Nursery, Oil On Panel, 24" x 24"
Gross McCleaf Gallery is pleased to present For the Moment, a solo exhibition of new paintings by Leigh Werrell. Werrell’s newest works reflect her long-held fascination with the potent realm between clarity and uncertainty, exploring thresholds of domestic intimacy and public space, continuity and change, presence and disappearance. Scenes unfold through layered observation, imagination, and improvisation, at times anchored by a reference snapshot or conjured from memory and reenactment. Through these paintings, Werrell balances tonal depth and color with quiet narrative suggestion, offering moments that feel both personal in scope and widely resonant, suspended ‘for the moment’.
Werrell’s practice begins in the rhythms of daily life: a fleeting glow through window blinds, the gleam of liquid in a glass, or the dark mass of a family table. “Mystery is always more compelling than resolution,” she reflects. “Ambiguity gives the viewer an opportunity to immerse themselves in the color, light, and texture of a painting and discover hints of narrative with which to create their own story.” Each painting emerges as a meditation on atmosphere and transition, where light and shadow register the lingering presence of what has been and the anticipation of what is to come.

Night Nursing Study, Graphite On Paper, 7" x 7"
Motherhood, family life, and the solitude of night emerge as recurring themes. In works such as Nursery and Night Nursing, Werrell draws from the haze of new parenthood—tender, tired, joyful moments captured in luminous lavender and blue.
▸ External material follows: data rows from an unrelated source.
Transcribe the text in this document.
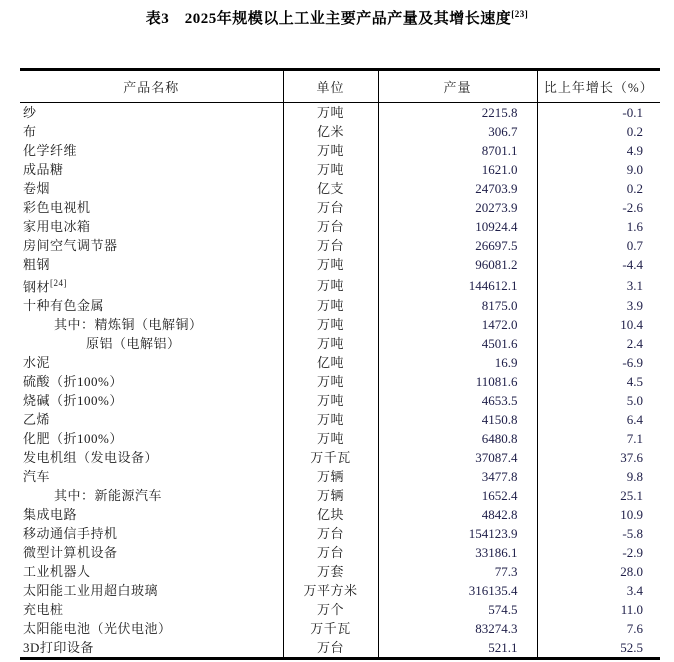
表3　2025年规模以上工业主要产品产量及其增长速度[23]
产品名称	单位	产量	比上年增长（%）
纱	万吨	2215.8	-0.1
布	亿米	306.7	0.2
化学纤维	万吨	8701.1	4.9
成品糖	万吨	1621.0	9.0
卷烟	亿支	24703.9	0.2
彩色电视机	万台	20273.9	-2.6
家用电冰箱	万台	10924.4	1.6
房间空气调节器	万台	26697.5	0.7
粗钢	万吨	96081.2	-4.4
钢材[24]	万吨	144612.1	3.1
十种有色金属	万吨	8175.0	3.9
其中：精炼铜（电解铜）	万吨	1472.0	10.4
原铝（电解铝）	万吨	4501.6	2.4
水泥	亿吨	16.9	-6.9
硫酸（折100%）	万吨	11081.6	4.5
烧碱（折100%）	万吨	4653.5	5.0
乙烯	万吨	4150.8	6.4
化肥（折100%）	万吨	6480.8	7.1
发电机组（发电设备）	万千瓦	37087.4	37.6
汽车	万辆	3477.8	9.8
其中：新能源汽车	万辆	1652.4	25.1
集成电路	亿块	4842.8	10.9
移动通信手持机	万台	154123.9	-5.8
微型计算机设备	万台	33186.1	-2.9
工业机器人	万套	77.3	28.0
太阳能工业用超白玻璃	万平方米	316135.4	3.4
充电桩	万个	574.5	11.0
太阳能电池（光伏电池）	万千瓦	83274.3	7.6
3D打印设备	万台	521.1	52.5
Night Nursing, viewed from above, situates the artist with her infant alongside her sleeping partner, balancing intimacy with distance to convey both the weight and devotion of care.
“Even with a wonderful partner, caring for an infant is an overwhelmingly isolating and exhausting task,” Werrell notes. “Still, there is so much love and devotion in the act of caring for our baby,”.
Other paintings expand outward into barrooms, city streets, and window-lit interiors, where ambiguity and recognition meet. In works such as Crepe Cart and Ortleib’s, reflective surfaces and carefully tuned contrasts establish an atmosphere that is both luminous and enigmatic. Balancing color and tone is central to Werrell’s process, often turning to the neutrality of grey to anchor her compositions...Light, too, often functions as a subject, whether pressing against the darkness in Street Lamp and Little Window or shifting mood across the surface of Fizz.
“My husband is a bass guitar player and I think using grey is similar to including that instrument in a band: most people tend to pay more attention to the lead guitarist or singer, but the bass is always there in the background keeping the rhythm and enhancing the other parts to allow them to stand out in the best way possible.”

Fizz, Oil On Panel, 12" x 12"
Together, the paintings in For the Moment mark a threshold in Werrell’s practice, balancing her roles as painter and new mother while remaining true to her longstanding interest in color-driven, open-ended narratives and spaces.
“As these details come forward, the painting leads me to find a new atmosphere, mood, or emotion,” she says, “a process that I hope is shared as the viewer finds their way through the work.”
Leigh Werrell is an artist living and working in Philadelphia. Recently the subjects of her paintings include her experiences as mother to a one-year-old, views of her Mount Airy neighborhood, everyday scenes with her family, and views of and through the windows of her home.
She is originally from Durham, NC and came to Philadelphia for an MFA from the Pennsylvania Academy of the Fine Arts.